Navigating the Holidays with Autism Spectrum Disorder
It is estimated that more than 3.5 million Americans live with an autism spectrum disorder. Autism is the fastest-growing developmental disability. For every three children diagnosed there are two who aren’t. Couple that with the number of adults who may be on the spectrum and chances are many families across America will be spending the holidays dealing with the challenges the diagnosis brings – both for the person on the spectrum and those around them.
Dr. Theresa Regan is a neuropsychologist who specializes in working with adults on the spectrum. She is also the mother of a son with Autism. Dr. Regan says while the holiday presents special challenges, there are things you can do ahead of time to make things easier. Start with giving your child or adult family member a heads up about what is going to happen. People on the spectrum often don’t like surprises. You will also want to have a quiet space where they can go to calm themselves if things get too stressful.
“Another quick tip that I find helpful is giving them a specific job so sometimes if they have a role that’s structured and defined they’re going to feel a lot better in a social setting then if there just after kind of make small talk or kind of mingle.”

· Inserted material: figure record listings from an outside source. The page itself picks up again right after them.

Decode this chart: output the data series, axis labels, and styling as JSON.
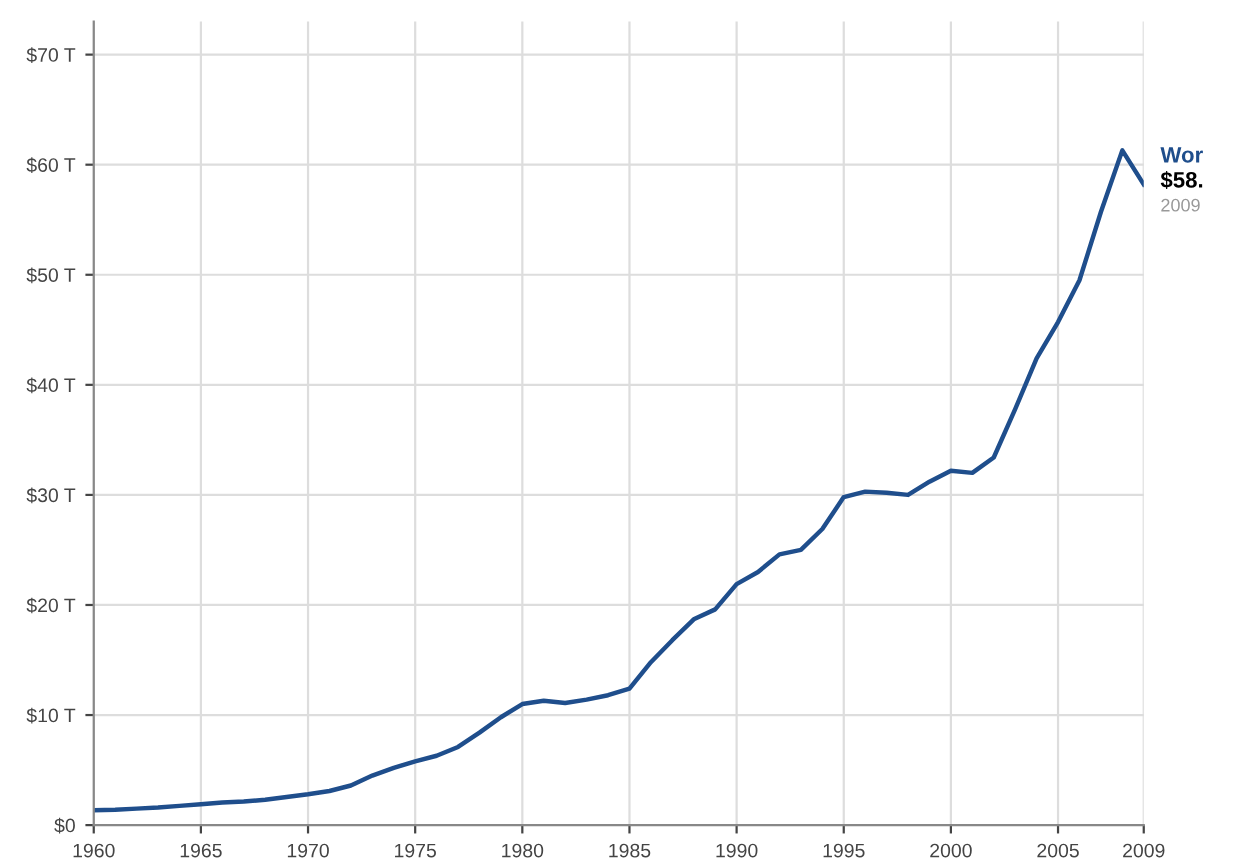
{
  "chart_data": {
    "type": "line",
    "x": [
      1960,
      1961,
      1962,
      1963,
      1964,
      1965,
      1966,
      1967,
      1968,
      1969,
      1970,
      1971,
      1972,
      1973,
      1974,
      1975,
      1976,
      1977,
      1978,
      1979,
      1980,
      1981,
      1982,
      1983,
      1984,
      1985,
      1986,
      1987,
      1988,
      1989,
      1990,
      1991,
      1992,
      1993,
      1994,
      1995,
      1996,
      1997,
      1998,
      1999,
      2000,
      2001,
      2002,
      2003,
      2004,
      2005,
      2006,
      2007,
      2008,
      2009
    ],
    "series": [
      {
        "name": "Wor",
        "color": "#1f4e8c",
        "values": [
          1.35,
          1.4,
          1.5,
          1.6,
          1.75,
          1.9,
          2.05,
          2.15,
          2.3,
          2.55,
          2.8,
          3.1,
          3.6,
          4.5,
          5.2,
          5.8,
          6.3,
          7.1,
          8.4,
          9.8,
          11.0,
          11.3,
          11.1,
          11.4,
          11.8,
          12.4,
          14.8,
          16.8,
          18.7,
          19.6,
          21.9,
          23.0,
          24.6,
          25.0,
          26.9,
          29.8,
          30.3,
          30.2,
          30.0,
          31.2,
          32.2,
          32.0,
          33.4,
          37.8,
          42.4,
          45.7,
          49.5,
          55.7,
          61.3,
          58.2
        ]
      }
    ],
    "annotations": [
      {
        "text": "$58.",
        "x": 2009,
        "y": 58.2
      },
      {
        "text": "2009",
        "x": 2009,
        "y": 58.2
      }
    ],
    "xlim": [
      1960,
      2009
    ],
    "xticks": [
      1960,
      1965,
      1970,
      1975,
      1980,
      1985,
      1990,
      1995,
      2000,
      2005,
      2009
    ],
    "ylim": [
      0,
      73
    ],
    "yticks": [
      {
        "value": 0,
        "label": "$0"
      },
      {
        "value": 10,
        "label": "$10 T"
      },
      {
        "value": 20,
        "label": "$20 T"
      },
      {
        "value": 30,
        "label": "$30 T"
      },
      {
        "value": 40,
        "label": "$40 T"
      },
      {
        "value": 50,
        "label": "$50 T"
      },
      {
        "value": 60,
        "label": "$60 T"
      },
      {
        "value": 70,
        "label": "$70 T"
      }
    ],
    "grid": true,
    "marker": "none",
    "line_style": "solid",
    "legend": false
  }
}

Many holiday celebrations center around food and that can be difficult for people on the spectrum and others. Dr. Regan recalls the Thanksgiving morning her son woke up wanting tacos after she had prepared a traditional Thanksgiving meal. Understanding and flexibility are important.
“Especially Thanksgiving to me is a lot about those traditional foods that we got from our moms and dads you know growing up in gathering around the table to eat the turkey and the stuffing. In the spectrum a lot of people have very specific food preferences. And they really aren’t going to eat a large amount of food and they like to stick to their status quo.”
Dr. Regan encourages people who don't live with Autism in their family and maybe don't understand it to remember this is a time for blessing each other and helping people not be isolated during the holidays.